Rachel gab ein lautes „Uff" von sich als der Soldat sie auf die Beine stellte.
„Wir reden jetzt mal Klartext", stellte der Soldat klar.
Rachel schaute böse drein. „Du-"
„Spar dir deine Beleidigungen."
Kaum hatte er zu Ende gesprochen, erhob die sechsunddreißigjährige ihre Hand und haute sie mit Druck gegen die Wange des Soldaten.
„So. Und jetzt rede ich mal Klartext", stellte sie ihm klar und hob den Zeigefinger.
Er schielte darauf.
„Ich bin nicht mehr die siebenundzwanzigjährige junge Frau, die versucht von einer Insel zu verschwinden und sich dann plötzlich in einen Soldaten verliebt, der verheiratet ist und der nur auf ihren Gefühlen herumtrampelt", sagte sie ihm.
„Tu nicht so, als wärst du ein Unschuldslamm." Er schnaubte und sie scheuerte ihm erneut eine – nur diesmal mit wesentlich weniger Druck.
„Ich bin eine sechsunddreißigjährige Mutter", sagte sie. „Die Mutter deines Kindes." Ihre Augenbrauen zogen sich zusammen. „Du hast nicht das Recht, mich gegen meinen Willen mitzuschleppen und-"

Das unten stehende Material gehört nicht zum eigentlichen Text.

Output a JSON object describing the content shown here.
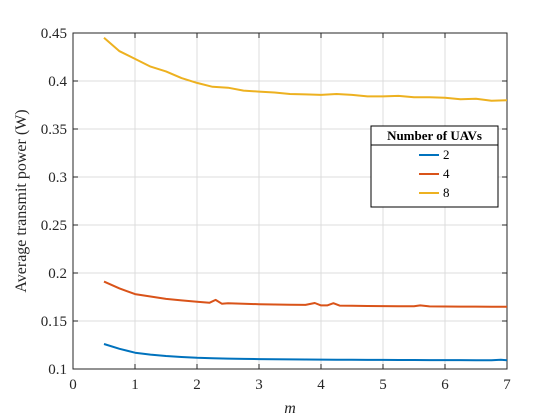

„Und du hast kein Recht, einen anderen Mann zu küssen!" Sie zuckte zusammen als er sie anbrüllte. „Du bist kein Teenager mehr, Rachel! Ich bin nicht darauf aus, dich zu teilen, falls du dir das vorstellst oder-"

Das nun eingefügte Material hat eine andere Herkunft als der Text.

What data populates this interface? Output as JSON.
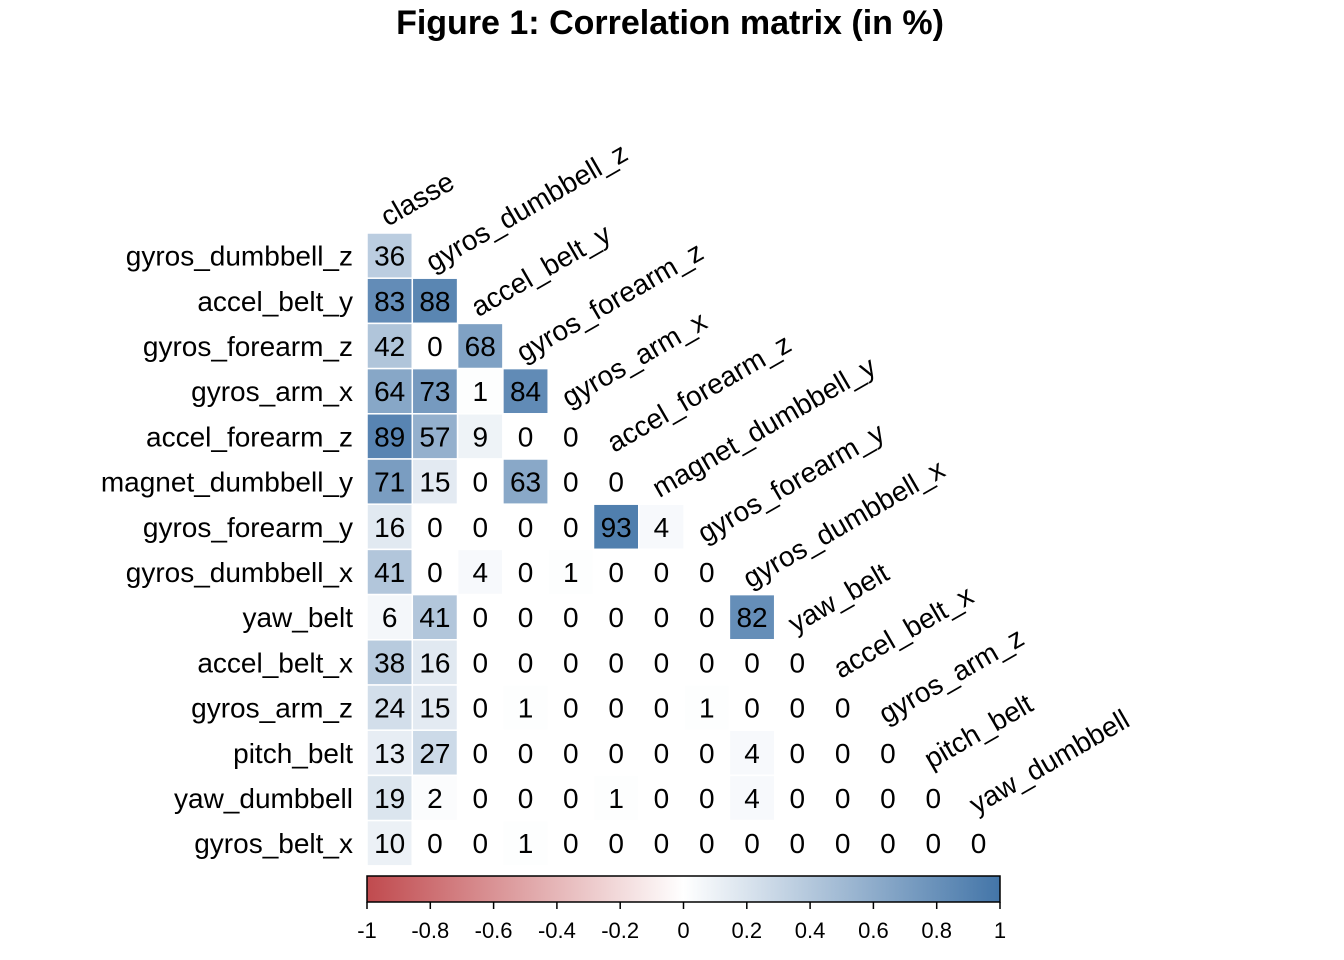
{
  "chart_data": {
    "type": "heatmap",
    "title": "Figure 1: Correlation matrix (in %)",
    "layout": "lower-triangle",
    "column_labels": [
      "classe",
      "gyros_dumbbell_z",
      "accel_belt_y",
      "gyros_forearm_z",
      "gyros_arm_x",
      "accel_forearm_z",
      "magnet_dumbbell_y",
      "gyros_forearm_y",
      "gyros_dumbbell_x",
      "yaw_belt",
      "accel_belt_x",
      "gyros_arm_z",
      "pitch_belt",
      "yaw_dumbbell"
    ],
    "row_labels": [
      "gyros_dumbbell_z",
      "accel_belt_y",
      "gyros_forearm_z",
      "gyros_arm_x",
      "accel_forearm_z",
      "magnet_dumbbell_y",
      "gyros_forearm_y",
      "gyros_dumbbell_x",
      "yaw_belt",
      "accel_belt_x",
      "gyros_arm_z",
      "pitch_belt",
      "yaw_dumbbell",
      "gyros_belt_x"
    ],
    "values": [
      [
        36
      ],
      [
        83,
        88
      ],
      [
        42,
        0,
        68
      ],
      [
        64,
        73,
        1,
        84
      ],
      [
        89,
        57,
        9,
        0,
        0
      ],
      [
        71,
        15,
        0,
        63,
        0,
        0
      ],
      [
        16,
        0,
        0,
        0,
        0,
        93,
        4
      ],
      [
        41,
        0,
        4,
        0,
        1,
        0,
        0,
        0
      ],
      [
        6,
        41,
        0,
        0,
        0,
        0,
        0,
        0,
        82
      ],
      [
        38,
        16,
        0,
        0,
        0,
        0,
        0,
        0,
        0,
        0
      ],
      [
        24,
        15,
        0,
        1,
        0,
        0,
        0,
        1,
        0,
        0,
        0
      ],
      [
        13,
        27,
        0,
        0,
        0,
        0,
        0,
        0,
        4,
        0,
        0,
        0
      ],
      [
        19,
        2,
        0,
        0,
        0,
        1,
        0,
        0,
        4,
        0,
        0,
        0,
        0
      ],
      [
        10,
        0,
        0,
        1,
        0,
        0,
        0,
        0,
        0,
        0,
        0,
        0,
        0,
        0
      ]
    ],
    "colorbar": {
      "range": [
        -1,
        1
      ],
      "ticks": [
        "-1",
        "-0.8",
        "-0.6",
        "-0.4",
        "-0.2",
        "0",
        "0.2",
        "0.4",
        "0.6",
        "0.8",
        "1"
      ],
      "colors": {
        "negative": "#C04A4E",
        "mid": "#FFFFFF",
        "positive": "#4375A8"
      }
    }
  }
}
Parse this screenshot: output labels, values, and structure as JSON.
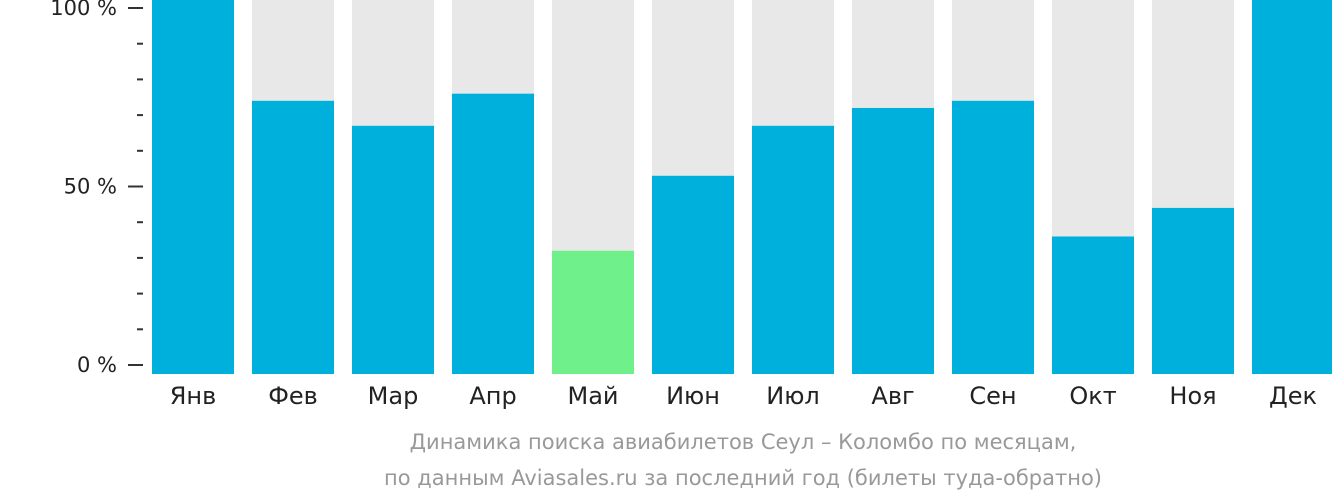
{
  "chart_data": {
    "type": "bar",
    "categories": [
      "Янв",
      "Фев",
      "Мар",
      "Апр",
      "Май",
      "Июн",
      "Июл",
      "Авг",
      "Сен",
      "Окт",
      "Ноя",
      "Дек"
    ],
    "values": [
      100,
      74,
      67,
      76,
      32,
      53,
      67,
      72,
      74,
      36,
      44,
      100
    ],
    "ylim": [
      0,
      100
    ],
    "yticks": [
      {
        "value": 0,
        "label": "0 %"
      },
      {
        "value": 50,
        "label": "50 %"
      },
      {
        "value": 100,
        "label": "100 %"
      }
    ],
    "minor_tick_step": 10,
    "highlight_index": 4,
    "colors": {
      "bar": "#00b0dc",
      "highlight": "#6ff08b",
      "track": "#e8e8e8"
    }
  },
  "caption": {
    "line1": "Динамика поиска авиабилетов Сеул – Коломбо по месяцам,",
    "line2": "по данным Aviasales.ru за последний год (билеты туда-обратно)"
  }
}
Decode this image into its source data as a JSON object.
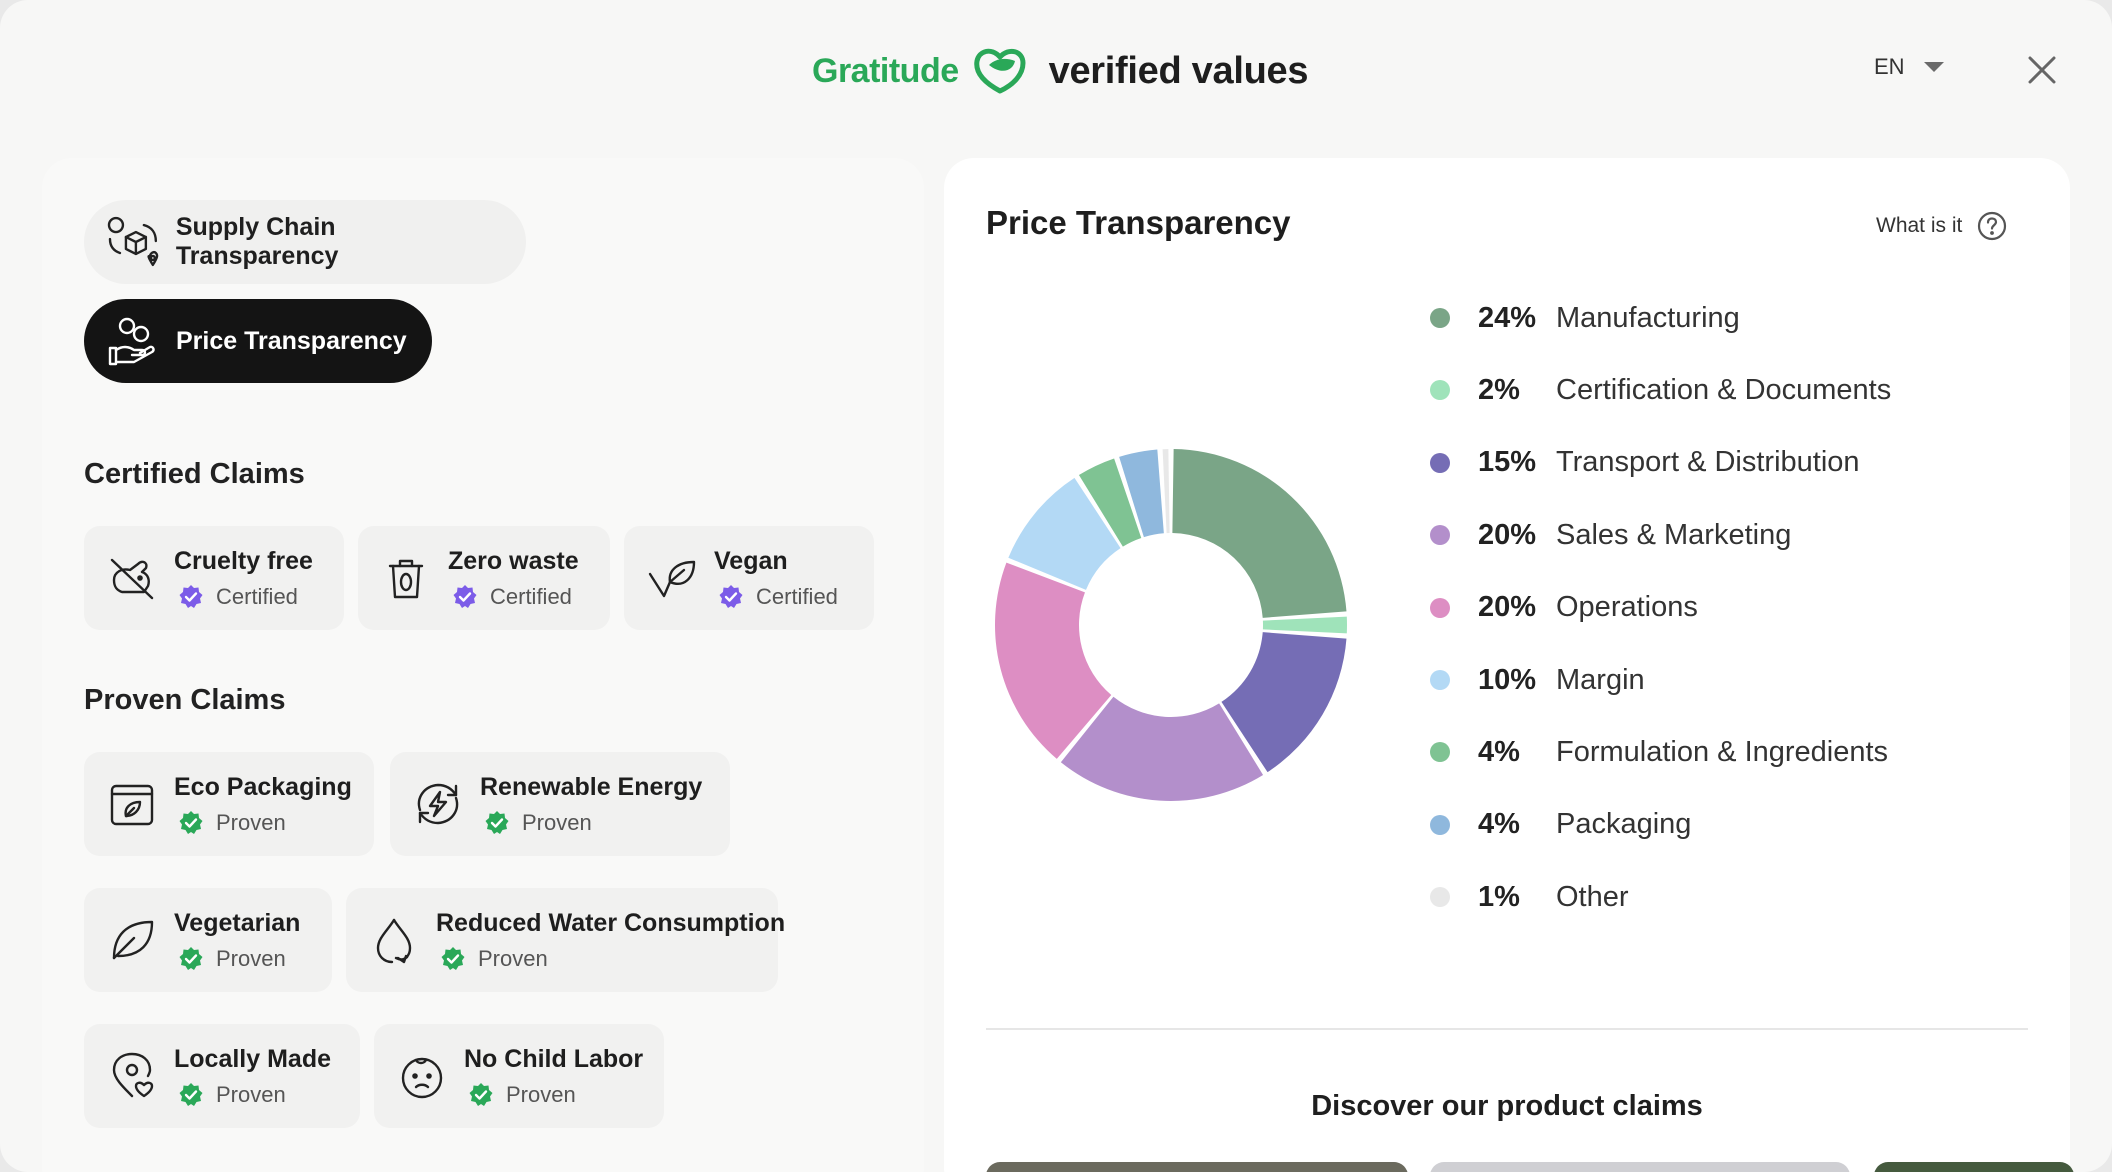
{
  "header": {
    "brand_name": "Gratitude",
    "tagline": "verified values",
    "language": "EN"
  },
  "tabs": [
    {
      "label": "Supply Chain Transparency",
      "icon": "box-location-icon",
      "active": false
    },
    {
      "label": "Price Transparency",
      "icon": "hand-coins-icon",
      "active": true
    }
  ],
  "certified": {
    "title": "Certified Claims",
    "items": [
      {
        "name": "Cruelty free",
        "status": "Certified",
        "icon": "no-rabbit-icon"
      },
      {
        "name": "Zero waste",
        "status": "Certified",
        "icon": "trash-zero-icon"
      },
      {
        "name": "Vegan",
        "status": "Certified",
        "icon": "leaf-v-icon"
      }
    ]
  },
  "proven": {
    "title": "Proven Claims",
    "items": [
      {
        "name": "Eco Packaging",
        "status": "Proven",
        "icon": "eco-box-icon"
      },
      {
        "name": "Renewable Energy",
        "status": "Proven",
        "icon": "bolt-cycle-icon"
      },
      {
        "name": "Vegetarian",
        "status": "Proven",
        "icon": "leaf-icon"
      },
      {
        "name": "Reduced Water Consumption",
        "status": "Proven",
        "icon": "water-drop-icon"
      },
      {
        "name": "Locally Made",
        "status": "Proven",
        "icon": "location-heart-icon"
      },
      {
        "name": "No Child Labor",
        "status": "Proven",
        "icon": "child-face-icon"
      }
    ]
  },
  "price": {
    "title": "Price Transparency",
    "help_label": "What is it"
  },
  "chart_data": {
    "type": "pie",
    "donut": true,
    "slices": [
      {
        "label": "Manufacturing",
        "value": 24,
        "pct_label": "24%",
        "color": "#7aa587"
      },
      {
        "label": "Certification & Documents",
        "value": 2,
        "pct_label": "2%",
        "color": "#9fe3ba"
      },
      {
        "label": "Transport & Distribution",
        "value": 15,
        "pct_label": "15%",
        "color": "#756db5"
      },
      {
        "label": "Sales & Marketing",
        "value": 20,
        "pct_label": "20%",
        "color": "#b38fcb"
      },
      {
        "label": "Operations",
        "value": 20,
        "pct_label": "20%",
        "color": "#dd8ec3"
      },
      {
        "label": "Margin",
        "value": 10,
        "pct_label": "10%",
        "color": "#b3d9f5"
      },
      {
        "label": "Formulation & Ingredients",
        "value": 4,
        "pct_label": "4%",
        "color": "#7fc393"
      },
      {
        "label": "Packaging",
        "value": 4,
        "pct_label": "4%",
        "color": "#8fb8dd"
      },
      {
        "label": "Other",
        "value": 1,
        "pct_label": "1%",
        "color": "#e8e8e8"
      }
    ],
    "legend_position": "right"
  },
  "discover": {
    "title": "Discover our product claims"
  },
  "colors": {
    "brand_green": "#2aa858",
    "certified_badge": "#7c5ce8",
    "proven_badge": "#2aa858"
  }
}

„Er hat mich geküsst!" Sauer stemmte sie die Hände in die Hüfte. „Du bist so ein Neandertaler! Hör auf mich als die Person zu behandeln, die dir unterstellt ist. Ich bin gleich viel wert wie du in dieser Beziehung!"
„Nein, eben nicht!" Er fuhr sich murrend übers Gesicht und befeuchtete seine Lippen mit der Zunge. „Du bist alles für mich, Rachel." Sein Gesicht verzog sich – und das erste Mal heute Abend sah Rachel Schmerz in seinem Gesicht. „Ich möchte nicht, dass irgendein anderer Typ dich anfässt. Du magst das sehen, wie du willst, aber ich bin eifersüchtig."
Er schluckte und trat einen Schritt zurück. „Ich möchte dich nicht teilen. Mit niemandem. Und du machst es mir auf dem Stützpunkt so verflucht schwer."
„Ich gehe der Arbeit nach, für die ich mich gemeldet habe." Sie presste ihre Lippen aufeinander. „Nur solange du mein nein nicht akzeptierst, wird das hier auch keine gesunde Beziehung-"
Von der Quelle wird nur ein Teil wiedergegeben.